United States District Court, S.D. New York
Sep 2, 2022
21-CV-1987 (RA) (S.D.N.Y. Sep. 2, 2022)

Opinion

21-CV-1987 (RA)

09-02-2022

ERICA BARTMAN, Plaintiff, v. L'OFFICIEL USA INC., GLOBAL EMERGING MARKETS NORTH AMERICA INC., and JALOU PUBLISHING, INC. a/k/a JALOU MEDIA GROUP, Defendants.


MEMORANDUM OPINION AND ORDER

Hon. Ronnie Abrams United States District Judge.

Plaintiff Erica Bartman commenced this action against Defendants L'Officiel USA Inc., Global Emerging Markets North America Inc. (“GEM”), and Jalou Publishing, Inc., asserting claims for breach of contract; violations of the New York Labor Law (“NYLL”); and unjust enrichment/quantum meruit. Before the Court is Defendants' motion to dismiss. For the reasons that follow, the motion is granted, albeit with leave to amend.

BACKGROUND

The Court draws the following facts from Plaintiff's Complaint, as well as from a draft document entitled “Employment Agreement,” which the Court deems to be incorporated into her Complaint by reference, in her possession, and/or relied upon by her in bringing suit. See Pl.'s Aff. in Support of Motion for Default Judgment (“Default Judgment Aff.”) ¶ 9 & Ex. A; Brass v. Am. Film Techs., Inc., 987 F.2d 142, 150 (2d Cir. 1993).

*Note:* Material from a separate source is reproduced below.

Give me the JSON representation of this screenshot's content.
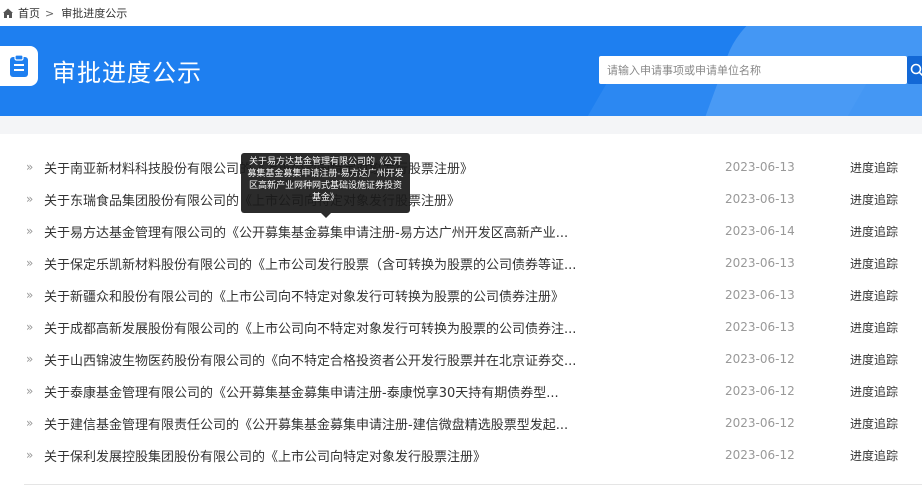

Plaintiff is a “well-regarded and experienced entrepreneur and media executive” in the business of publishing, business and/or revenue development, journalism, advertising, and branding. Compl. ¶¶ 15, 23. Defendants are three media groups that “jointly and/or severally” own a fashion magazine named L'Officiel USA, as well as related digital platforms. Id. ¶¶ 17-19, 24-29. Plaintiff alleges that “on or about and between February 2018 and August 2020, [she] was hired by Defendants L'Officiel, GEM, and/or Jalou, as their General Manager and/or Chief Revenue Officer, with responsibilities which included, among other things, sales and/or advertising revenue development for L'Officiel USA.” Id. ¶ 30. Specifically, she asserts that “on or about February 26, 2018, pursuant to an agreement, defendants, jointly and/or severally, promised and agreed to pay to plaintiff wages, bonuses, commissions and/or benefits as compensation for plaintiff's work, labor and services rendered on their behalf, and in particular defendants, as aforesaid, agreed to pay to plaintiff a guaranteed annual base salary in the sum of $300,000, together with various bonus and incentive increases, benefits and expense account allowance.” Id. ¶ 38. That agreement was allegedly “amended” “on or about and between June 4, 2018 and September 12, 2019” to increase plaintiff's annual salary to $345,000. Id. ¶ 39. Pursuant to either the first agreement, the amended agreement, or both, Plaintiff was “authorized to advance reimbursable moneys for reasonable expenses incurred on behalf of the defendants . . . not to exceed the annual sum of $50,000.” Id. ¶ 40.

Also pursuant to one or both of the agreements, if Plaintiff was terminated after two years of employment for any reason or resigned at any point in her employment for “good reason,” she would be paid severance equal to twelve months' salary plus an earned bonus on all closed and signed revenues that were attributable to her. Id. ¶¶ 41-42. “Good reason” was allegedly defined in the agreement to include, among other things, non-payment of salary, earned bonuses, or approved expenses. Id. ¶ 43.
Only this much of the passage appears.